Charter had bid about $132.50 per share, or $37.3 billion, for Time Warner Cable last year before being beaten by Comcast Corp (CMCSA.O), whose all-stock deal was initially worth $158.82 per share.

Comcast abandoned its $45 billion offer for Time Warner Cable last month after U.S. regulators raised concerns the deal would have given Comcast an unfair advantage in the cable TV and Internet-based services market.

TWC declined to comment, while Charter had no comment on the report. (http://on.wsj.com/1ejx9SJ)

European telecoms group Altice (ATCE.AS) has also approached Time Warner Cable over a deal, sources told Reuters, creating a potential bidding war with John Malone's Charter Communications.

A source close to the matter said the meeting between TWC and Altice took place on Wednesday.

In a separate report, the Wall Street Journal said U.S. Federal Communications Commission Chairman Tom Wheeler reached out to the chief executives of Time Warner Cable and Charter Communications to convey that the agency is not opposed to any and all cable deals.

Wheeler told the CEOs that any deal would be assessed on its own merits, the newspaper said, citing people familiar with the matter. (http://on.wsj.com/1K6IEqx)

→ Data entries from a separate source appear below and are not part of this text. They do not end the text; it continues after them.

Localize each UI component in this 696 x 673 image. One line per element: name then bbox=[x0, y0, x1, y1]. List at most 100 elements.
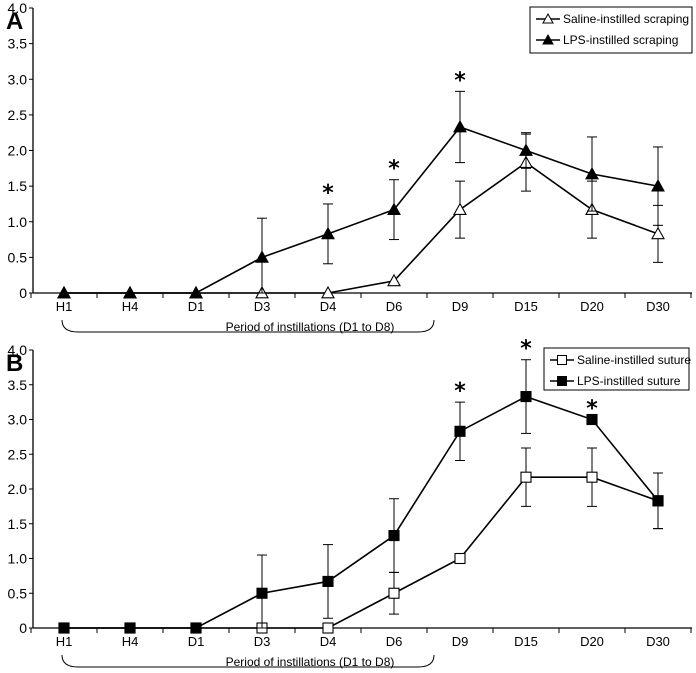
x-tick-label: D3 bbox=[254, 299, 271, 314]
data-point bbox=[388, 530, 400, 542]
data-point bbox=[387, 273, 401, 287]
panel-label: A bbox=[6, 8, 23, 35]
legend-marker bbox=[557, 376, 567, 386]
x-tick-label: D6 bbox=[386, 299, 403, 314]
y-tick-label: 2.5 bbox=[8, 446, 28, 462]
data-point bbox=[189, 285, 203, 299]
data-point bbox=[453, 202, 467, 215]
legend-marker bbox=[542, 12, 554, 24]
period-bracket bbox=[61, 654, 435, 668]
series-1 bbox=[57, 90, 665, 299]
legend-label: Saline-instilled scraping bbox=[563, 12, 689, 26]
x-tick-label: D9 bbox=[452, 634, 469, 649]
data-point bbox=[520, 391, 532, 403]
period-bracket bbox=[61, 319, 435, 333]
series-line bbox=[64, 161, 659, 294]
data-point bbox=[255, 250, 269, 263]
y-tick-label: 2.0 bbox=[8, 481, 28, 497]
data-point bbox=[454, 552, 466, 565]
y-tick-label: 1.0 bbox=[8, 214, 28, 230]
series-0 bbox=[58, 447, 664, 634]
x-tick-label: D9 bbox=[452, 299, 469, 314]
y-tick-label: 0.5 bbox=[8, 249, 28, 265]
panel-label: B bbox=[6, 350, 23, 377]
series-1 bbox=[58, 359, 664, 634]
x-tick-label: D4 bbox=[320, 634, 337, 649]
data-point bbox=[58, 622, 70, 634]
legend-box bbox=[529, 6, 693, 54]
significance-star: * bbox=[454, 379, 466, 404]
legend-label: Saline-instilled suture bbox=[577, 353, 691, 367]
data-point bbox=[190, 622, 202, 634]
x-tick-label: D3 bbox=[254, 634, 271, 649]
significance-star: * bbox=[322, 181, 334, 206]
data-point bbox=[57, 285, 71, 299]
data-point bbox=[651, 226, 665, 240]
y-tick-label: 3.5 bbox=[8, 377, 28, 393]
data-point bbox=[388, 587, 400, 599]
x-tick-label: D20 bbox=[580, 634, 604, 649]
x-tick-label: H4 bbox=[122, 299, 139, 314]
legend-box bbox=[543, 347, 690, 391]
y-tick-label: 1.5 bbox=[8, 178, 28, 194]
data-point bbox=[322, 622, 334, 634]
y-tick-label: 4.0 bbox=[8, 0, 28, 16]
series-line bbox=[64, 395, 659, 629]
y-tick-label: 3.0 bbox=[8, 412, 28, 428]
legend-label: LPS-instilled scraping bbox=[563, 33, 678, 47]
x-tick-label: D30 bbox=[646, 299, 670, 314]
x-tick-label: D30 bbox=[646, 634, 670, 649]
legend: Saline-instilled suture LPS-instilled sut… bbox=[543, 347, 691, 391]
significance-star: * bbox=[520, 337, 532, 362]
y-tick-label: 1.0 bbox=[8, 551, 28, 567]
data-point bbox=[454, 425, 466, 437]
data-point bbox=[519, 143, 533, 156]
legend-marker bbox=[542, 33, 554, 45]
series-line bbox=[64, 126, 659, 294]
y-tick-label: 3.0 bbox=[8, 71, 28, 87]
data-point bbox=[321, 285, 335, 299]
x-tick-label: H4 bbox=[122, 634, 139, 649]
y-tick-label: 3.5 bbox=[8, 36, 28, 52]
data-point bbox=[520, 471, 532, 483]
data-point bbox=[651, 178, 665, 192]
y-tick-label: 1.5 bbox=[8, 516, 28, 532]
data-point bbox=[453, 119, 467, 133]
legend-marker bbox=[557, 355, 567, 365]
x-tick-label: D20 bbox=[580, 299, 604, 314]
x-tick-label: H1 bbox=[56, 634, 73, 649]
x-tick-label: D15 bbox=[514, 634, 538, 649]
y-tick-label: 0.5 bbox=[8, 585, 28, 601]
y-tick-label: 0 bbox=[19, 285, 27, 301]
data-point bbox=[387, 202, 401, 215]
data-point bbox=[586, 413, 598, 426]
legend: Saline-instilled scraping LPS-instilled s… bbox=[529, 6, 693, 54]
x-tick-label: D1 bbox=[188, 634, 205, 649]
panel-a: 0 0.5 1.0 1.5 2.0 2.5 3.0 3.5 4.0 H1 H4 D1 D3 D4 D6 D9 D… bbox=[6, 0, 693, 334]
x-tick-label: D4 bbox=[320, 299, 337, 314]
period-annotation: Period of instillations (D1 to D8) bbox=[226, 655, 395, 669]
x-tick-label: D6 bbox=[386, 634, 403, 649]
y-tick-label: 2.5 bbox=[8, 107, 28, 123]
significance-star: * bbox=[586, 397, 598, 422]
y-tick-label: 0 bbox=[19, 620, 27, 636]
data-point bbox=[123, 285, 137, 299]
data-point bbox=[585, 166, 599, 180]
data-point bbox=[256, 587, 268, 599]
series-line bbox=[64, 476, 659, 629]
data-point bbox=[652, 495, 664, 507]
significance-star: * bbox=[454, 68, 466, 93]
panel-b: 0 0.5 1.0 1.5 2.0 2.5 3.0 3.5 4.0 H1 H4 D1 D3 D4 D6 D9 D… bbox=[6, 337, 692, 669]
data-point bbox=[321, 226, 335, 240]
data-point bbox=[586, 471, 598, 483]
significance-star: * bbox=[388, 157, 400, 182]
legend-label: LPS-instilled suture bbox=[577, 374, 681, 388]
x-tick-label: D1 bbox=[188, 299, 205, 314]
data-point bbox=[322, 575, 334, 587]
data-point bbox=[124, 622, 136, 634]
x-tick-label: H1 bbox=[56, 299, 73, 314]
y-tick-label: 4.0 bbox=[8, 342, 28, 358]
series-0 bbox=[57, 133, 665, 299]
y-tick-label: 2.0 bbox=[8, 143, 28, 159]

The calls were in response to recent statements from cable executives "who have expressed uncertainty about the regulatory climate for future cable deals", the Journal said.

Wheeler saw some of the statements as a "significant over-reading" of the FCC staff's stance on the Comcast-Time Warner Cable deal, the newspaper said.

No specific deals were discussed in the conversations, according to the Journal.

An FCC spokeswoman declined to comment.